Martha and I have been friends for a long time.
We have many things in common: our devotion to our children and families, love of reading and learning, delight in travel and adventure.
In other ways we are very different.
Martha is a scientist and a very logical, rational and analytical person. I am a dreamer. Literature and stories are my avenues into the wider world.
Even though we spar on occasion over our different ways of processing information, we have great love and understanding for one other.
I love to tell stories, especially stories about my family. My friends are kind enough to listen, and when my sister and I get going, we might spend hours reminiscing about long-concealed memories. One of our favorite recollections is about our grandmother, Branka (my sister is named after her) known in our family as – The Great Beauty.
Our grandmother had a magical life story. She came from a wealthy and powerful family of five sisters and one brother. The brother died from the Spanish flu in 1914, and the family fortune disintegrated in grief. As the most beautiful of the sisters, Branka married well and had two children. Her husband (whom she always praised as an excellent man) died young of tuberculosis. His family took away her son, and all the inheritance went to the boy, but Branka had no control over it. She was left a young widow, with a little daughter, and not much else. Then she met my grandfather, Nikola, who loved her and worshiped her like a queen. They had three children together and a very happy life. Deep into their old age, our grandfather still said that Branka was the most beautiful woman he had ever seen.

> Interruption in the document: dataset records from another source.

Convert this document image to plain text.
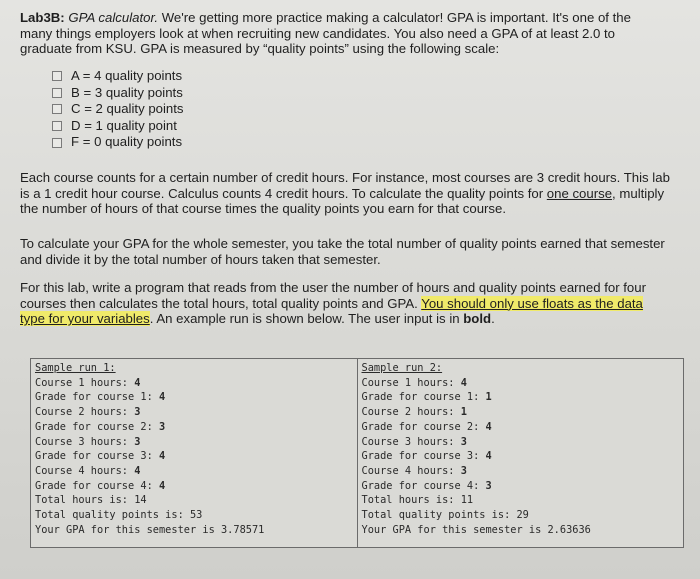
Lab3B: GPA calculator. We're getting more practice making a calculator! GPA is important. It's one of the
many things employers look at when recruiting new candidates. You also need a GPA of at least 2.0 to
graduate from KSU. GPA is measured by “quality points” using the following scale:

A = 4 quality points
B = 3 quality points
C = 2 quality points
D = 1 quality point
F = 0 quality points

Each course counts for a certain number of credit hours. For instance, most courses are 3 credit hours. This lab
is a 1 credit hour course. Calculus counts 4 credit hours. To calculate the quality points for one course, multiply
the number of hours of that course times the quality points you earn for that course.

To calculate your GPA for the whole semester, you take the total number of quality points earned that semester
and divide it by the total number of hours taken that semester.

For this lab, write a program that reads from the user the number of hours and quality points earned for four
courses then calculates the total hours, total quality points and GPA. You should only use floats as the data
type for your variables. An example run is shown below. The user input is in bold.

Sample run 1:
Course 1 hours: 4
Grade for course 1: 4
Course 2 hours: 3
Grade for course 2: 3
Course 3 hours: 3
Grade for course 3: 4
Course 4 hours: 4
Grade for course 4: 4
Total hours is: 14
Total quality points is: 53
Your GPA for this semester is 3.78571
Sample run 2:
Course 1 hours: 4
Grade for course 1: 1
Course 2 hours: 1
Grade for course 2: 4
Course 3 hours: 3
Grade for course 3: 4
Course 4 hours: 3
Grade for course 4: 3
Total hours is: 11
Total quality points is: 29
Your GPA for this semester is 2.63636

“Do you have a picture of The Great Beauty?” Martha once asked. “Of course, I do,” I said proudly and ran to fetch the frame. Martha looked in disbelief and then started to laugh. I was confused at first, but when I looked at the picture through Martha’s eyes, I started to laugh with her. On the picture was a tiny, wrinkled, bent, old woman, in black clothes and a dark kerchief, wearing extremely thick eye glasses. “I guess you remember her differently,” said Martha, but the fact was that my grandmother looked like that as far back as I could remember. To me, though, as to my grandfather, she was still the most beautiful woman I had ever seen.